Sensemaker Live: America and Covid
Whatever happened to the country’s can-do spirit?
Brexit: the dividend
The FT has a widely-followed scoop (£) on plans being drawn up in Whitehall to seize the opportunity presented by Brexit to tear up the EU-derived Working Time Directive, scrap the 48-hour week and end the practice of taking overtime pay into account when calculating holiday pay. Ed Miliband, the shadow business secretary, says the government is taking a sledgehammer to workers’ rights. The government says not to worry, the UK has a record of “gold-plating” those rights compared with the EU, for instance on statutory paid leave. Free marketeers in the cabinet are said to be giddy at the prospect of a big round of post-Brexit deregulation, but this hasn’t been put to the cabinet formally yet. Feels like a trial balloon, albeit one with quite a lot of helium.
Retail: therapy required
Empty offices, shuttered shops and a government ban on commercial evictions until March have left the retail property market reeling. Land Securities, the UK’s biggest commercial property developer and investor, collected less than a third of the rent owed by retailers in regional shopping centres and under a quarter due from London shops and restaurants in the three months to Christmas. Overall, commercial landlords are owed around £4.5 billion, most of which is unlikely to be paid. As a result, Land Securities, which ranks 6th in Tortoise’s Responsibility 100 Index on sustainability, has already slashed its portfolio value by £1 billion. Is that sustainable?

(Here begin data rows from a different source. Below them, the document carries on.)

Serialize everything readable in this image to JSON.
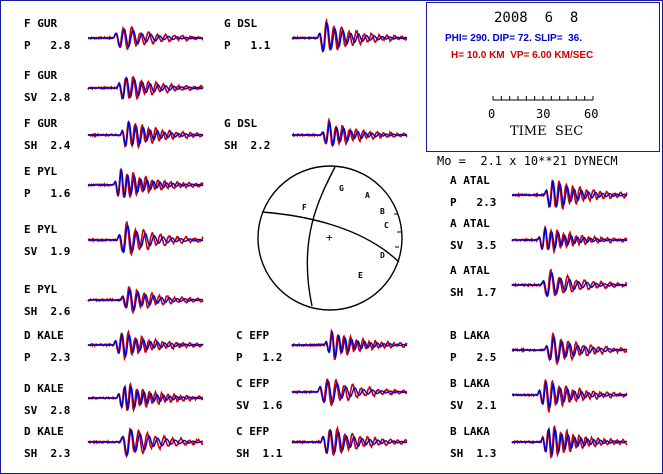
{
  "colors": {
    "observed": "#cc0000",
    "synthetic": "#0000cc",
    "frame": "#1a1aa0",
    "text": "#000000"
  },
  "header": {
    "date": "2008  6  8",
    "mechanism": "PHI= 290. DIP= 72. SLIP=  36.",
    "depth_velocity": "H= 10.0 KM  VP= 6.00 KM/SEC",
    "moment": "Mo =  2.1 x 10**21 DYNECM"
  },
  "scale_bar": {
    "ticks": [
      "0",
      "30",
      "60"
    ],
    "label": "TIME  SEC"
  },
  "stations": [
    {
      "code": "F",
      "name": "GUR",
      "phase": "P",
      "amp": "2.8"
    },
    {
      "code": "F",
      "name": "GUR",
      "phase": "SV",
      "amp": "2.8"
    },
    {
      "code": "F",
      "name": "GUR",
      "phase": "SH",
      "amp": "2.4"
    },
    {
      "code": "E",
      "name": "PYL",
      "phase": "P",
      "amp": "1.6"
    },
    {
      "code": "E",
      "name": "PYL",
      "phase": "SV",
      "amp": "1.9"
    },
    {
      "code": "E",
      "name": "PYL",
      "phase": "SH",
      "amp": "2.6"
    },
    {
      "code": "D",
      "name": "KALE",
      "phase": "P",
      "amp": "2.3"
    },
    {
      "code": "D",
      "name": "KALE",
      "phase": "SV",
      "amp": "2.8"
    },
    {
      "code": "D",
      "name": "KALE",
      "phase": "SH",
      "amp": "2.3"
    },
    {
      "code": "G",
      "name": "DSL",
      "phase": "P",
      "amp": "1.1"
    },
    {
      "code": "G",
      "name": "DSL",
      "phase": "SH",
      "amp": "2.2"
    },
    {
      "code": "C",
      "name": "EFP",
      "phase": "P",
      "amp": "1.2"
    },
    {
      "code": "C",
      "name": "EFP",
      "phase": "SV",
      "amp": "1.6"
    },
    {
      "code": "C",
      "name": "EFP",
      "phase": "SH",
      "amp": "1.1"
    },
    {
      "code": "A",
      "name": "ATAL",
      "phase": "P",
      "amp": "2.3"
    },
    {
      "code": "A",
      "name": "ATAL",
      "phase": "SV",
      "amp": "3.5"
    },
    {
      "code": "A",
      "name": "ATAL",
      "phase": "SH",
      "amp": "1.7"
    },
    {
      "code": "B",
      "name": "LAKA",
      "phase": "P",
      "amp": "2.5"
    },
    {
      "code": "B",
      "name": "LAKA",
      "phase": "SV",
      "amp": "2.1"
    },
    {
      "code": "B",
      "name": "LAKA",
      "phase": "SH",
      "amp": "1.3"
    }
  ],
  "focal_sphere": {
    "station_letters": [
      "G",
      "A",
      "B",
      "C",
      "D",
      "E",
      "F"
    ],
    "p_axis_marker": "+",
    "t_axis_marker": "x"
  }
}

“There’s so much complexity,” Adam Marshall of the British Chambers of Commerce tells Bloomberg. “It’s like an onion. The more you peel, the more you cry.” He’s talking about the UK’s exciting new trading environment. Clearly if you want evidence that there’s more friction, angst, confusion and bureaucracy now than heretofore, you can go out and find it. But it’s just so easy. Empty shelves in Northern Ireland. Supermarket bosses pleading for more time to get used to the Northern Ireland protocol. Ham sandwiches snaffled from lorry drivers at Calais. Salmon and seed potatoes piling up in Scotland. Duplicate health and safety certification requirements. Less cod for some trawlers rather than more. European share trading for some banks cut in half. But as we’re reminded from time to time it’s not all gloomy. The London IPO scene (initial public offerings for well-connected investors) hasn’t looked this good since 2008. One to watch this week that’s worthy of a caption competition: Dr. Martens, maker of boots.

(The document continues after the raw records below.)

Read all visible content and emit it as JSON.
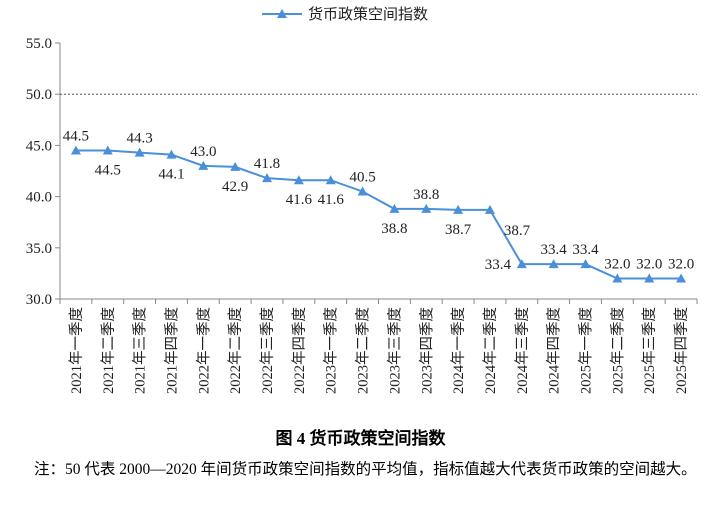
{
  "chart_data": {
    "type": "line",
    "categories": [
      "2021年一季度",
      "2021年二季度",
      "2021年三季度",
      "2021年四季度",
      "2022年一季度",
      "2022年二季度",
      "2022年三季度",
      "2022年四季度",
      "2023年一季度",
      "2023年二季度",
      "2023年三季度",
      "2023年四季度",
      "2024年一季度",
      "2024年二季度",
      "2024年三季度",
      "2024年四季度",
      "2025年一季度",
      "2025年二季度",
      "2025年三季度",
      "2025年四季度"
    ],
    "series": [
      {
        "name": "货币政策空间指数",
        "values": [
          44.5,
          44.5,
          44.3,
          44.1,
          43.0,
          42.9,
          41.8,
          41.6,
          41.6,
          40.5,
          38.8,
          38.8,
          38.7,
          38.7,
          33.4,
          33.4,
          33.4,
          32.0,
          32.0,
          32.0
        ],
        "color": "#4a90d9"
      }
    ],
    "ylim": [
      30,
      55
    ],
    "yticks": [
      "30.0",
      "35.0",
      "40.0",
      "45.0",
      "50.0",
      "55.0"
    ],
    "reference_line": {
      "value": 50,
      "style": "dotted"
    },
    "legend_position": "top",
    "data_labels": true
  },
  "caption": {
    "title": "图 4  货币政策空间指数",
    "note": "注：50 代表 2000—2020 年间货币政策空间指数的平均值，指标值越大代表货币政策的空间越大。"
  }
}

The Financial Conduct Authority, the UK’s consumer protection financial watchdog, has issued a warning for investment vehicles who put their money into cryptocurrency assets: “Investing in cryptoassets, or investments and lending linked to them, generally involves taking very high risks with investors’ money. If consumers invest in these types of product, they should be prepared to lose all their money.” Cryptocurrencies are, in a sense, a very easy product for the authorities to worry about. Yes, they remain a problem for money laundering. But crypto tokens have no systemic importance: the price can crash and soar without real consequences. If people want to take the punt, let them.
Because of an EU rule that requires EU investors to trade EU stocks in the EU, quite a lot of business left London rather suddenly on the first trading day after Brexit. The FT says share trading volumes fell by half (£) in London last Monday as business moved to Frankfurt, Amsterdam and Paris. Smoothed out over the year the hit to UK revenues may be as low as £70 million. That’s a smidgeon compared with the UK finance sector’s overall £57 billion annual surplus, but the question is whether the 4 January exodus was a blip or the start of something bigger, and no one knows the answer. Note: Team Johnson failed to negotiate an equivalence deal for the City with the EU, but the US does have one, which means if more business does leave London it could go to New York and Chicago rather than Europe. Bracing for Blighty, either way.